In uno Stato - inteso come componente di quella Ue messa in discussione in questi giorni dalla «vigliaccata» inglese in senso stretto, dal momento che gli scozzesi, gli irlandesi del nord e i londinesi multietnici e autentici rinnovatori hanno votato per la permanenza - che vuole rendersi garante reale dei servizi essenziali ai cittadini e non, le riforme contano più che altrove. Tra queste, anche la revisione della Costituzione.
Quanto a quest'ultima, nel testo sottoposto all'esame referendario continuano a essere previsti, ovviamente, i principi fondanti sui quali, poi, le Regioni hanno il compito di legiferare in modo utilitaristico. Meglio, di individuare modi e tempi per garantire concretamente i Lea alle loro collettività. Un risultato, questo, cui pervengono concretamente poche Regioni, tanto da registrarne ad oggi otto in piano di rientro (oltre alle tre che ne sono uscite: Sardegna, Liguria e Veneto) di cui cinque in perenne commissariamento.

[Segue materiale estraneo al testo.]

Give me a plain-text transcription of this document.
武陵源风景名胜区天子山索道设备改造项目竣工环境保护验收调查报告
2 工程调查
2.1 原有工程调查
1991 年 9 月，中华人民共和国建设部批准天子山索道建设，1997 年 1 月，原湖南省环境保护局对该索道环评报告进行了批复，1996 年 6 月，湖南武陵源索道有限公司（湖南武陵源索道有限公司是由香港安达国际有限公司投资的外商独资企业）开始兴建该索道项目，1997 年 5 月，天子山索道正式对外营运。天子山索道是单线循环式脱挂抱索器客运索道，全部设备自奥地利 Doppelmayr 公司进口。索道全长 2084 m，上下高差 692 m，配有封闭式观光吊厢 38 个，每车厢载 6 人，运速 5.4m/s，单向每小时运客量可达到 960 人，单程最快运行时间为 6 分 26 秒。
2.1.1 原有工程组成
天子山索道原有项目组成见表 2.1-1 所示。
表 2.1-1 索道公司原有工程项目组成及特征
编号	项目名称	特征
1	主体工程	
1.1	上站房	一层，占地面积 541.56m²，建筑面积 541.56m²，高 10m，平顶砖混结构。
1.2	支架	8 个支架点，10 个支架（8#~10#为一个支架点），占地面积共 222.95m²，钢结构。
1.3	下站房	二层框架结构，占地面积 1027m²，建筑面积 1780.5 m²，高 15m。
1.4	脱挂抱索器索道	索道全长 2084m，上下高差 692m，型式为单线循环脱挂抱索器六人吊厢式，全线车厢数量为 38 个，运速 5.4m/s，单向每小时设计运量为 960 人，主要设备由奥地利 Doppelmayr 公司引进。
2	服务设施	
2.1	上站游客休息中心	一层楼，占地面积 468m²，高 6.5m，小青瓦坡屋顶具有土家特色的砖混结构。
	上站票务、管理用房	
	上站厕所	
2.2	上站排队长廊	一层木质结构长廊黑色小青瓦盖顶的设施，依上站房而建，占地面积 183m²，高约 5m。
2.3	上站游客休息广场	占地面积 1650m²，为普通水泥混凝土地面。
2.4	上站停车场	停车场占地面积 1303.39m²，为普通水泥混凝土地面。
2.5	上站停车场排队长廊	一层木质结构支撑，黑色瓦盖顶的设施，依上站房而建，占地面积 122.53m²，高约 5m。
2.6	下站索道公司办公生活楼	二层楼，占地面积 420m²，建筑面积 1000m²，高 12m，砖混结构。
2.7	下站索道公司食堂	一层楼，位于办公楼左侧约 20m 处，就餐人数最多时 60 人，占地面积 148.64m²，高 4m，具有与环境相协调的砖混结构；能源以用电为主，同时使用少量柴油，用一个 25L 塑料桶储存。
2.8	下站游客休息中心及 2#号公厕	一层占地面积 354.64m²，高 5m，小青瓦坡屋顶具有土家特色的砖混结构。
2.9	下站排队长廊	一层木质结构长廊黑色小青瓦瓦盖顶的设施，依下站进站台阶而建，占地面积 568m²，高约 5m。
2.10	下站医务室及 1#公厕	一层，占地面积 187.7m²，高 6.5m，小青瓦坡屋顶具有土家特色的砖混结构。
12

Con la prevista revisione verrebbe attribuita allo Stato la disciplina delle disposizioni generali e comuni (all'ultimo periodo art. 117, c.2, lett. m) riguardanti la tutela della salute e le politiche sociali.

Cosa vuol dire tutto ciò?
I principi fondamentali - quelli cui oggi fa riferimento la legislazione concorrente che si vorrebbe abrogare - altro non sono che riferimenti astratti, presuntivamente invalicabili, frutto di analisi compiute sul piano prettamente teorico, posti a base della regolazione statale, funzionali a segnare il limite entro il quale le Regioni avrebbero l'obbligo di esercitare il loro potere legislativo. La teoria e l'astrattezza sono la loro prerogativa negativa, tant'è che, nella pratica, sono state le Regioni più deboli a soffrirne soprattutto in termini di servizi reali alla persona, perché incapaci a garantirli attraverso leggi ben fatte, spesso pedissequamente copiate da altre realtà e dunque inadeguate allo scopo.
Le disposizioni generali e comuni, introdotte dalla revisione, sono da intendersi invece delle regole specifiche e pragmatiche, comprensive di valori minimi predeterminati e concreti delle prestazioni e dei servizi da rendere esigibili ovunque. In quanto tali, rappresentative di tutele reali poste a base dell'ordinamento nazionale, garanti dell'esigibilità concreta dei diritti dei cittadini, da rendere obbligatoriamente in tutti gli ordinamenti regionali nella loro comune portata.
Ciò costituisce lo strumento costituzionale per imporre alle Regioni di divenire maggiormente garanti dei quei diritti di assistenza tracciati nei Lea, da rendere esigibili, in via generale e comune, a tutti nel loro spessore erogativo quali-quantitativo determinato dallo Stato. L'occasione, insomma, per avvicinare quanto è più possibile, in termini di perfomance dei diritti sociali, le regioni «maglie rosa» con quelle che hanno la «maglia nera». Magari riformando l'attuale sistema aziendale che tanti danni sta producendo a circa trenta milioni di cittadini, nei confronti del quale a poco servono le rinnovate modalità di selezione del management, del tipo quella introdotta da uno dei decreti attuativi della c.d. riforma Madia in via di pubblicazione. Quei manager capaci che nel Paese si fa fatica a trovare, fatte le dovute eccezioni. Sono infatti sempre gli stessi a girare, malgrado tutti i fallimenti dietro le loro spalle, spesso perché espressione della lobby giusta.